Inside the restroom I stood helplessly looking at the mirror, with the brush loaded with toothpaste in my mouth while the dumb tap wouldn’t let flow the water. My exasperation became too much for my friend. If had any lethal weapon than a small brush and a tooth paste, I would have thrown it at him for concealing all the intricate details that I should have known before entering this room. It looked like even Kaveri water would flow into Madras but this single tap wouldn’t. All it did was just pouring hot air. I was immobilised with the paste in my mouth and hence was waiting for someone to rescue me.

Then a huge built guy walked in with a bang as if he was Samson and somebody was trying to cut his hair. He went straight to the tap and put is hand under the tap and the dumb tap as I called it worked fine. It seemed as if that Niagara Falls had been transported to this place. Then did I realise that the English way of taps with two unwanted knobs on top of the basin while all it needed was a hand underneath the tap to make it work. My emotions upon seeing my friend was like a lover who had planned to lunch with the girl he adored and later it turns to be her father waiting at the restaurant. On the site of me walking towards him, he took up like a horse participating in the two thirty race and fled from the scene. One point that I wish to make here is that it was not a very attractive horse but this time it was a crowd favorite.

One of the things that rendered my task so arduous was the fact that he has a physical advantage over me in running short distances.
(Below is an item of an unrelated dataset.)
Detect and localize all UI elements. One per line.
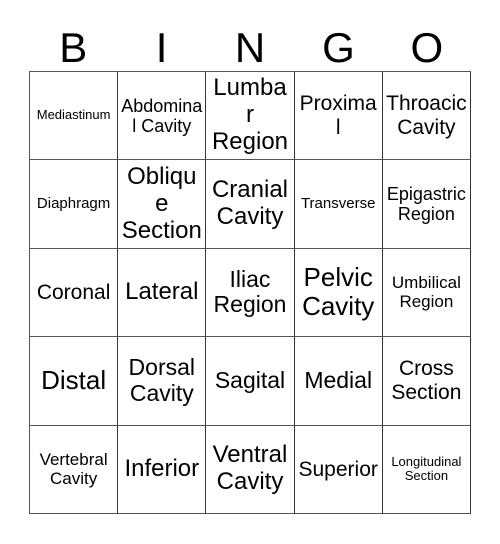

Of course, in games where the mind comes to play I was a clean winner. Hence a compromise was made that we decided to share the breakfast. According to the compromise, it was a fair event i.e. 60% for me and 40% for him. As austere friend would have not agreed to this but since my friend is one who proves that mighty brain is no match for nimble brawn, this deal looked fair in his eyes. The breakfast was Idlis with chutney. It seemed like this was probably the last best known breakfast that we were going to have for quiet some time to come. We never had experimented with the art of cuisine till date. I would say that my cooking is not graded as an environmental hazard but is palatable at times.

With too much of Idlies, our throat dried out and we were all looking like parched cactus on the lookout for a water hole in a desert. Bang! From one of the friends bag came a Coca-Cola can. It looked like as if he was Aladdin with his magic lamp. We shared the drink; of course this time it was even a fairer deal than before, 50% each. The main point here is that unless your destination, the COKE can, is within the range of your hands we should try to get the vantage position as quickly as possible else you loose in these type of games. Just at the end of the coke-can round, Aladdin took another can out of the bag.

This needed some looking into the magic behind this and we found it by directly confronting him. He said that his seniors had advised him to stack up his hand luggage with coke cans from the previous flight so that we don’t look like parched cactus in the desert. With this answer, he started to raise his collar thinking high of himself, astute to be precise. He then proceeded to ask me if I didn’t get to do this act. This was a situation that had my ego at stake and hence squeezing my brain, which seldom works, gave back a fitting reply saying that there would be some dumb bloke who would stack his bag and that I could share it with him – so why bother?.